Model design in Machine Learning is done using a data set that is splitted in two main parts: a train set and a test set. Many details could be described in this point, but for the purposes of this entry blog the important point here is that, due to the way of choosing the sets (random selection) we assure that both sets come from the same population and share the same probability distribution.
After the training process we usually want to use the model for inference over different data. This step is not always done in the right way. New data, can share a priori most of the properties of the data used in training, but also it could have distinctive properties not present in the original data that could influence on the classification. Therefore, before applying inference over this new data it is important to check for the existance of distinctive elements affecting the classification/regression performance. If this happen, we say that there is covariate shift. Detecting or discarding covariate shift is critical when using models from prediction in similar but different populations.
Covariate shift detection
Probability distribution distance testing
One way of testing for the absence of covariate shift is supposing that training and inference populations are different and calculate the distance between both distributions. Kullback-Leibler divergence is a way for computing the distance between two distributions. A threshold is defined and the distance is computed using a sample based approximation. In case of being the distance greater than the threshold, covariate shift is present. In case of being the distance lower than the threshold covariate shift can be discarded.

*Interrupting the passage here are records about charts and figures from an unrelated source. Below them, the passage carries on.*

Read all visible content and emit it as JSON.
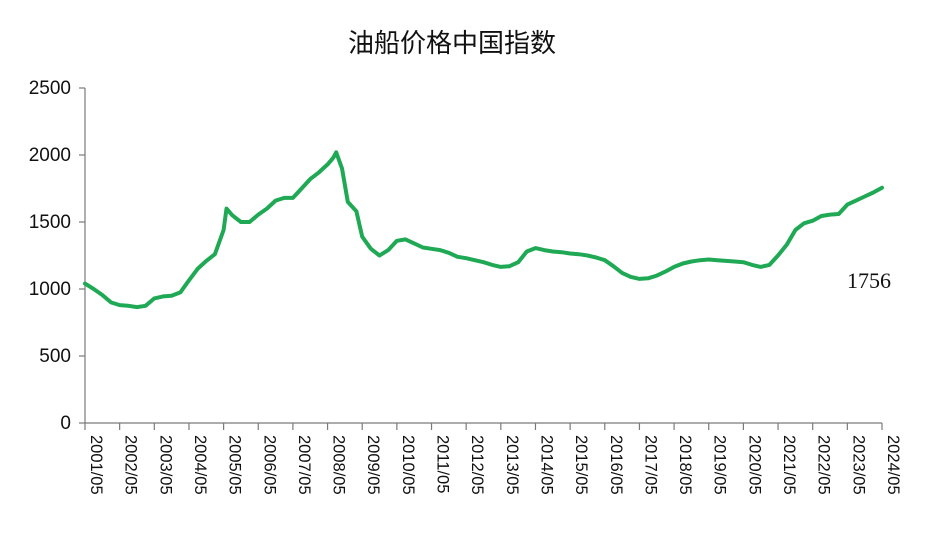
{
  "chart_data": {
    "type": "line",
    "title": "油船价格中国指数",
    "xlabel": "",
    "ylabel": "",
    "ylim": [
      0,
      2500
    ],
    "y_ticks": [
      "0",
      "500",
      "1000",
      "1500",
      "2000",
      "2500"
    ],
    "x_ticks": [
      "2001/05",
      "2002/05",
      "2003/05",
      "2004/05",
      "2005/05",
      "2006/05",
      "2007/05",
      "2008/05",
      "2009/05",
      "2010/05",
      "2011/05",
      "2012/05",
      "2013/05",
      "2014/05",
      "2015/05",
      "2016/05",
      "2017/05",
      "2018/05",
      "2019/05",
      "2020/05",
      "2021/05",
      "2022/05",
      "2023/05",
      "2024/05"
    ],
    "grid": false,
    "legend": "none",
    "line_color": "#1fa954",
    "end_label": "1756",
    "series": [
      {
        "x": [
          "2001/05",
          "2001/08",
          "2001/11",
          "2002/02",
          "2002/05",
          "2002/08",
          "2002/11",
          "2003/02",
          "2003/05",
          "2003/08",
          "2003/11",
          "2004/02",
          "2004/05",
          "2004/08",
          "2004/11",
          "2005/02",
          "2005/05",
          "2005/06",
          "2005/08",
          "2005/11",
          "2006/02",
          "2006/05",
          "2006/08",
          "2006/11",
          "2007/02",
          "2007/05",
          "2007/08",
          "2007/11",
          "2008/02",
          "2008/05",
          "2008/07",
          "2008/08",
          "2008/10",
          "2008/12",
          "2009/03",
          "2009/05",
          "2009/08",
          "2009/11",
          "2010/02",
          "2010/05",
          "2010/08",
          "2010/11",
          "2011/02",
          "2011/05",
          "2011/08",
          "2011/11",
          "2012/02",
          "2012/05",
          "2012/08",
          "2012/11",
          "2013/02",
          "2013/05",
          "2013/08",
          "2013/11",
          "2014/02",
          "2014/05",
          "2014/08",
          "2014/11",
          "2015/02",
          "2015/05",
          "2015/08",
          "2015/11",
          "2016/02",
          "2016/05",
          "2016/08",
          "2016/11",
          "2017/02",
          "2017/05",
          "2017/08",
          "2017/11",
          "2018/02",
          "2018/05",
          "2018/08",
          "2018/11",
          "2019/02",
          "2019/05",
          "2019/08",
          "2019/11",
          "2020/02",
          "2020/05",
          "2020/08",
          "2020/11",
          "2021/02",
          "2021/05",
          "2021/08",
          "2021/11",
          "2022/02",
          "2022/05",
          "2022/08",
          "2022/11",
          "2023/02",
          "2023/05",
          "2023/08",
          "2023/11",
          "2024/02",
          "2024/05"
        ],
        "values": [
          1040,
          1000,
          955,
          900,
          880,
          875,
          865,
          875,
          930,
          945,
          950,
          975,
          1065,
          1150,
          1210,
          1260,
          1440,
          1600,
          1550,
          1500,
          1500,
          1555,
          1600,
          1660,
          1680,
          1680,
          1750,
          1820,
          1870,
          1930,
          1980,
          2020,
          1900,
          1650,
          1580,
          1390,
          1300,
          1250,
          1290,
          1360,
          1370,
          1340,
          1310,
          1300,
          1290,
          1270,
          1240,
          1230,
          1215,
          1200,
          1180,
          1165,
          1170,
          1200,
          1280,
          1305,
          1290,
          1280,
          1275,
          1265,
          1260,
          1250,
          1235,
          1215,
          1170,
          1120,
          1090,
          1075,
          1080,
          1100,
          1130,
          1165,
          1190,
          1205,
          1215,
          1220,
          1215,
          1210,
          1205,
          1200,
          1180,
          1165,
          1180,
          1250,
          1330,
          1440,
          1490,
          1510,
          1545,
          1555,
          1560,
          1630,
          1660,
          1690,
          1720,
          1756
        ]
      }
    ]
  }
}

Another way of detection is testing for the presence of non-randomness on the data. In case that both samples belong to the same distribution, no presence of differences in the data belonging to the same classes should be detected. In case both samples belong to different populations some kind of differentiative structure in the data can be detected. One test used extensively for this purpose is the Wald-Wolfowitz test.
Dimensionality reduction techniques allow the visualization of high dimensional feature vectors in two dimensional spaces. Visualization in the reduced space allow the qualitative evaluation of differences between both populations if they exist. Manifold Learning techniques (eg: IsoMap, MDS, t-SNE, etc.) are not simple linear projections, allowing different and more powerful results than standard PCA.